4. Tweak the Following
- Limit caffeine intake 8 to 10 hours before bedtime. Caffeine stimulates the nervous system, making it harder for you to fall asleep.
- Avoid waiting for a snooze. Get up as soon as your alarm clock goes off. Don’t rely on the snooze button.
- Do light exercises before going to bed. If you are an athlete and preparing for some marathon or athletic meet, exercise 4 to 5 hours before bedtime. If you plan on exercising much later in the night, stick to light workouts.

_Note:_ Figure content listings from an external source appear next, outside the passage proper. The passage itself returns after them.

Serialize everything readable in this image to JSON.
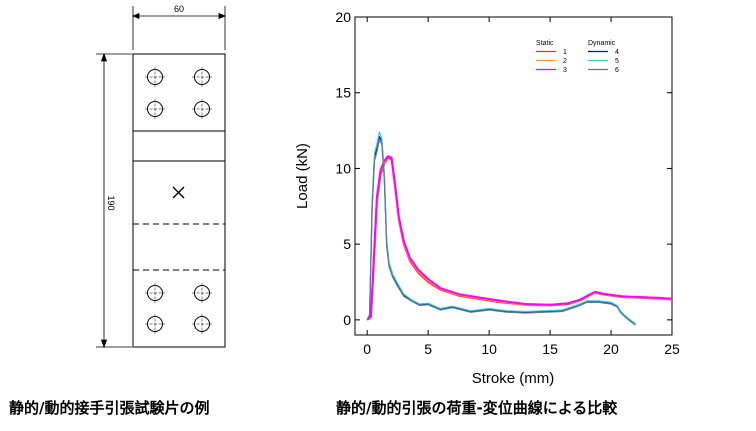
{
  "specimen": {
    "width_dim": "60",
    "height_dim": "190",
    "caption": "静的/動的接手引張試験片の例"
  },
  "caption_right": "静的/動的引張の荷重-変位曲線による比較",
  "chart_data": {
    "type": "line",
    "xlabel": "Stroke (mm)",
    "ylabel": "Load (kN)",
    "xlim": [
      -1,
      25
    ],
    "ylim": [
      -1,
      20
    ],
    "xticks": [
      "0",
      "5",
      "10",
      "15",
      "20",
      "25"
    ],
    "yticks": [
      "0",
      "5",
      "10",
      "15",
      "20"
    ],
    "grid": false,
    "legend_position": "top-right",
    "legend_groups": [
      "Static",
      "Dynamic"
    ],
    "series": [
      {
        "name": "1",
        "group": "Static",
        "color": "#ff3030",
        "x": [
          0,
          0.3,
          0.5,
          0.8,
          1.1,
          1.4,
          1.7,
          2.0,
          2.3,
          2.6,
          3.0,
          3.5,
          4.2,
          5.0,
          6.0,
          7.5,
          9.0,
          11.0,
          13.0,
          15.0,
          16.5,
          17.5,
          18.2,
          18.7,
          19.2,
          20.0,
          21.0,
          22.5,
          24.0,
          25.0
        ],
        "y": [
          0,
          0.2,
          3.0,
          7.8,
          9.6,
          10.3,
          10.7,
          10.6,
          8.7,
          6.6,
          5.0,
          3.9,
          3.1,
          2.5,
          2.0,
          1.6,
          1.4,
          1.15,
          1.0,
          0.95,
          1.05,
          1.3,
          1.6,
          1.8,
          1.7,
          1.6,
          1.5,
          1.45,
          1.4,
          1.35
        ]
      },
      {
        "name": "2",
        "group": "Static",
        "color": "#ff9933",
        "x": [
          0,
          0.3,
          0.5,
          0.8,
          1.1,
          1.4,
          1.7,
          2.0,
          2.3,
          2.6,
          3.0,
          3.5,
          4.2,
          5.0,
          6.0,
          7.5,
          9.0,
          11.0,
          13.0,
          15.0,
          16.5,
          17.5,
          18.2,
          18.7,
          19.2,
          20.0,
          21.0,
          22.5,
          24.0,
          25.0
        ],
        "y": [
          0,
          0.2,
          3.2,
          8.0,
          9.8,
          10.4,
          10.8,
          10.7,
          8.8,
          6.7,
          5.1,
          4.0,
          3.2,
          2.6,
          2.05,
          1.65,
          1.45,
          1.2,
          1.02,
          0.97,
          1.08,
          1.32,
          1.62,
          1.82,
          1.72,
          1.62,
          1.52,
          1.47,
          1.42,
          1.37
        ]
      },
      {
        "name": "3",
        "group": "Static",
        "color": "#ff00ff",
        "x": [
          0,
          0.3,
          0.5,
          0.8,
          1.1,
          1.4,
          1.7,
          2.0,
          2.3,
          2.6,
          3.0,
          3.5,
          4.2,
          5.0,
          6.0,
          7.5,
          9.0,
          11.0,
          13.0,
          15.0,
          16.5,
          17.5,
          18.2,
          18.7,
          19.2,
          20.0,
          21.0,
          22.5,
          24.0,
          25.0
        ],
        "y": [
          0,
          0.2,
          3.4,
          8.1,
          9.9,
          10.5,
          10.8,
          10.7,
          8.9,
          6.8,
          5.2,
          4.1,
          3.3,
          2.7,
          2.1,
          1.7,
          1.5,
          1.25,
          1.05,
          1.0,
          1.1,
          1.35,
          1.65,
          1.85,
          1.75,
          1.65,
          1.55,
          1.5,
          1.45,
          1.4
        ]
      },
      {
        "name": "4",
        "group": "Dynamic",
        "color": "#0000dd",
        "x": [
          0,
          0.2,
          0.4,
          0.6,
          0.8,
          1.0,
          1.2,
          1.4,
          1.6,
          1.8,
          2.1,
          2.5,
          3.0,
          3.6,
          4.3,
          5.0,
          6.0,
          7.0,
          8.5,
          10.0,
          11.5,
          13.0,
          14.5,
          16.0,
          17.3,
          18.0,
          19.0,
          20.0,
          20.5,
          20.8,
          21.2,
          21.5,
          22.0
        ],
        "y": [
          0,
          0.3,
          7.5,
          10.8,
          11.3,
          12.1,
          11.8,
          9.5,
          5.0,
          3.6,
          2.9,
          2.3,
          1.6,
          1.3,
          1.0,
          1.05,
          0.7,
          0.85,
          0.55,
          0.7,
          0.55,
          0.5,
          0.55,
          0.6,
          0.95,
          1.2,
          1.2,
          1.1,
          0.9,
          0.5,
          0.2,
          0.0,
          -0.3
        ]
      },
      {
        "name": "5",
        "group": "Dynamic",
        "color": "#33cccc",
        "x": [
          0,
          0.2,
          0.4,
          0.6,
          0.8,
          1.0,
          1.2,
          1.4,
          1.6,
          1.8,
          2.1,
          2.5,
          3.0,
          3.6,
          4.3,
          5.0,
          6.0,
          7.0,
          8.5,
          10.0,
          11.5,
          13.0,
          14.5,
          16.0,
          17.3,
          18.0,
          19.0,
          20.0,
          20.5,
          20.8,
          21.2,
          21.5,
          22.0
        ],
        "y": [
          0,
          0.4,
          7.8,
          11.0,
          11.6,
          12.4,
          12.0,
          9.8,
          5.3,
          3.8,
          3.0,
          2.4,
          1.7,
          1.35,
          1.05,
          1.1,
          0.75,
          0.9,
          0.6,
          0.75,
          0.6,
          0.55,
          0.6,
          0.65,
          1.0,
          1.25,
          1.25,
          1.15,
          0.95,
          0.55,
          0.25,
          0.05,
          -0.25
        ]
      },
      {
        "name": "6",
        "group": "Dynamic",
        "color": "#667788",
        "x": [
          0,
          0.2,
          0.4,
          0.6,
          0.8,
          1.0,
          1.2,
          1.4,
          1.6,
          1.8,
          2.1,
          2.5,
          3.0,
          3.6,
          4.3,
          5.0,
          6.0,
          7.0,
          8.5,
          10.0,
          11.5,
          13.0,
          14.5,
          16.0,
          17.3,
          18.0,
          19.0,
          20.0,
          20.5,
          20.8,
          21.2,
          21.5,
          22.0
        ],
        "y": [
          0,
          0.3,
          7.2,
          10.5,
          11.1,
          11.9,
          11.6,
          9.3,
          4.8,
          3.5,
          2.8,
          2.2,
          1.55,
          1.25,
          0.95,
          1.0,
          0.65,
          0.8,
          0.5,
          0.65,
          0.5,
          0.45,
          0.5,
          0.55,
          0.9,
          1.15,
          1.15,
          1.05,
          0.85,
          0.45,
          0.15,
          -0.05,
          -0.35
        ]
      }
    ]
  }
}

5. Try out Writing Therapy
Penning down your thoughts at the end of the day will help you release tension. As humans, we tend to over-think and mull over small issues that tend to magnify them in our heads over time. Writing is a healthy way to give structure and then let go of stress and anxiety. It will make it much easier for you to wind down before bed.
6. Do Some Meditation
Meditation is a great way to de-stress the mind and body. It works wonders before bedtime as it helps you focus on breathing and improves your awareness of the present moment. It also evokes a relaxation response from the body and any kind of stress you have felt through the day will just melt away.
7. Listen to Music
As proved by a number of studies, music can ease stress and anxiety and help you fall asleep. But, the music you play should have a slower tempo. Create a playlist of your favorite soothing melodies and try to choose instrumental music over loud songs.
How you perform during the day depends greatly on the quality of sleep you get. Not only does a good night’s sleep lower the risk of various health issues, but it also increases productivity, improves sharpness, and helps with emotional balance too. Therefore, establishing good bedtime practices is key.